Animal Aid’s website Race Horse Deathwatch was launched in 2007 to expose the deaths of horses on British racecourses.
The first horse whose death was entered on the website was called Little Brick. He was killed at the 2007 Cheltenham Festival. On November 29th 2019, the 2,000th victim, known as Beer Goggles, was fatality injured at Newbury.
This shocking number of individual victims were killed over a period of 4,645 days, which equates to the death of a horse almost every other day.
Even this is an underestimate of the numbers killed in racing because of the lack of transparency by the industry. The figure also excludes those killed through ‘elective euthanasia’ and others who die whilst in training away from the racecourse.
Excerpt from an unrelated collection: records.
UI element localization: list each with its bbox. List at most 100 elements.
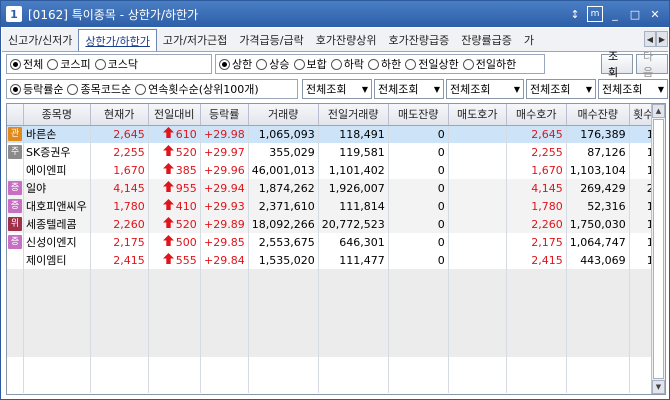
column-header[interactable]: 등락률	[200, 104, 249, 126]
radio-dot-icon[interactable]	[10, 83, 21, 95]
column-header[interactable]: 매수호가	[506, 104, 567, 126]
empty-cell	[318, 357, 389, 375]
filter-select-2[interactable]: 전체조회 ▼	[446, 79, 524, 99]
filter-select-4[interactable]: 전체조회 ▼	[598, 79, 668, 99]
table-row[interactable]: 증 신성이엔지 2,175 500 +29.85 2,553,675 646,301 0 2,1…	[7, 233, 658, 251]
status-badge: 주	[8, 145, 22, 159]
chevron-down-icon[interactable]: ▼	[655, 80, 667, 98]
radio-dot-icon[interactable]	[94, 58, 106, 70]
scroll-down-icon[interactable]: ▼	[652, 380, 665, 394]
tab-scroll-right-icon[interactable]: ▶	[656, 31, 668, 47]
table-row[interactable]: 증 일야 4,145 955 +29.94 1,874,262 1,926,007 0 4,14…	[7, 179, 658, 197]
limit-radio-3[interactable]: 하락	[330, 56, 364, 72]
stock-name[interactable]: SK증권우	[23, 143, 91, 161]
ask-qty: 0	[388, 161, 449, 179]
chevron-down-icon[interactable]: ▼	[583, 80, 595, 98]
market-radio-1[interactable]: 코스피	[47, 56, 91, 72]
scroll-thumb[interactable]	[653, 119, 664, 379]
radio-dot-icon[interactable]	[47, 58, 59, 70]
empty-cell	[388, 357, 449, 375]
bid-qty: 269,429	[566, 179, 630, 197]
empty-cell	[23, 291, 91, 313]
filter-select-3[interactable]: 전체조회 ▼	[526, 79, 596, 99]
close-icon[interactable]: ✕	[647, 6, 663, 22]
chevron-down-icon[interactable]: ▼	[359, 80, 371, 98]
radio-dot-icon[interactable]	[462, 58, 474, 70]
stock-name[interactable]: 제이엠티	[23, 251, 91, 269]
pin-icon[interactable]: ↕	[567, 6, 583, 22]
stock-name[interactable]: 바른손	[23, 125, 91, 143]
table-row[interactable]: 에이엔피 1,670 385 +29.96 46,001,013 1,101,402 0 1,…	[7, 161, 658, 179]
radio-dot-icon[interactable]	[330, 58, 342, 70]
scroll-up-icon[interactable]: ▲	[652, 104, 665, 118]
sort-radio-0[interactable]: 등락률순	[10, 81, 63, 97]
sort-radio-1[interactable]: 종목코드순	[67, 81, 131, 97]
tab-3[interactable]: 가격급등/급락	[233, 29, 309, 51]
market-radio-0[interactable]: 전체	[10, 56, 43, 72]
limit-radio-label: 하락	[343, 58, 364, 71]
restore-icon[interactable]: □	[627, 6, 643, 22]
tab-4[interactable]: 호가잔량상위	[310, 29, 383, 51]
minimize-icon[interactable]: _	[607, 6, 623, 22]
change-value: 955	[175, 181, 197, 195]
vertical-scrollbar[interactable]: ▲ ▼	[651, 104, 665, 394]
filter-select-0[interactable]: 전체조회 ▼	[302, 79, 372, 99]
column-header[interactable]: 매도잔량	[388, 104, 449, 126]
radio-dot-icon[interactable]	[67, 83, 79, 95]
change-cell: 500	[148, 233, 201, 251]
stock-name[interactable]: 일야	[23, 179, 91, 197]
column-header[interactable]: 전일거래량	[318, 104, 389, 126]
column-header[interactable]: 전일대비	[148, 104, 201, 126]
radio-dot-icon[interactable]	[293, 58, 305, 70]
tab-7[interactable]: 가	[518, 29, 540, 51]
column-header[interactable]: 매수잔량	[566, 104, 630, 126]
badge-cell: 주	[7, 143, 24, 161]
stock-name[interactable]: 세종텔레콤	[23, 215, 91, 233]
tab-5[interactable]: 호가잔량급증	[382, 29, 455, 51]
radio-dot-icon[interactable]	[405, 58, 417, 70]
limit-radio-6[interactable]: 전일하한	[462, 56, 516, 72]
table-row[interactable]: 위 세종텔레콤 2,260 520 +29.89 18,092,266 20,772,523…	[7, 215, 658, 233]
ask-price	[448, 197, 507, 215]
limit-radio-1[interactable]: 상승	[256, 56, 290, 72]
column-header[interactable]: 종목명	[23, 104, 91, 126]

Every racecourse in Britain has seen a horse killed. The worst is Cheltenham, with exactly a hundred victims to its name.
This shocking record of animal deaths, which should be called abuse, falls on the British Horseracing Authority (BHA), which is supposed to safeguard race horse welfare as part of its remit. It is clearly failing to stop the tide of deaths.
The BHA need to be replaced by a new horse welfare regulator – independent of racing industry representatives who have a vested interest in maintaining a ‘business as usual’ approach. The Liberal Democrats party has pledged, as part of its 2019 Manifesto, to “establish an independent regulatory body for horse welfare to prevent the abuse and avoidable deaths of racehorses.” Animal Aid would like to see the other political parties pledge to do likewise.
Says Dene Stansall, Animal Aid’s Race Horse Consultant, “The sheer volume of horses killed in racing is astounding but perhaps not surprising, given a regulator which for years has accepted deaths as part of a risk element of this so called ‘sport.’ This is no longer acceptable to a growing number of people and politicians alike. Racing is not only killing horses but its own industry.”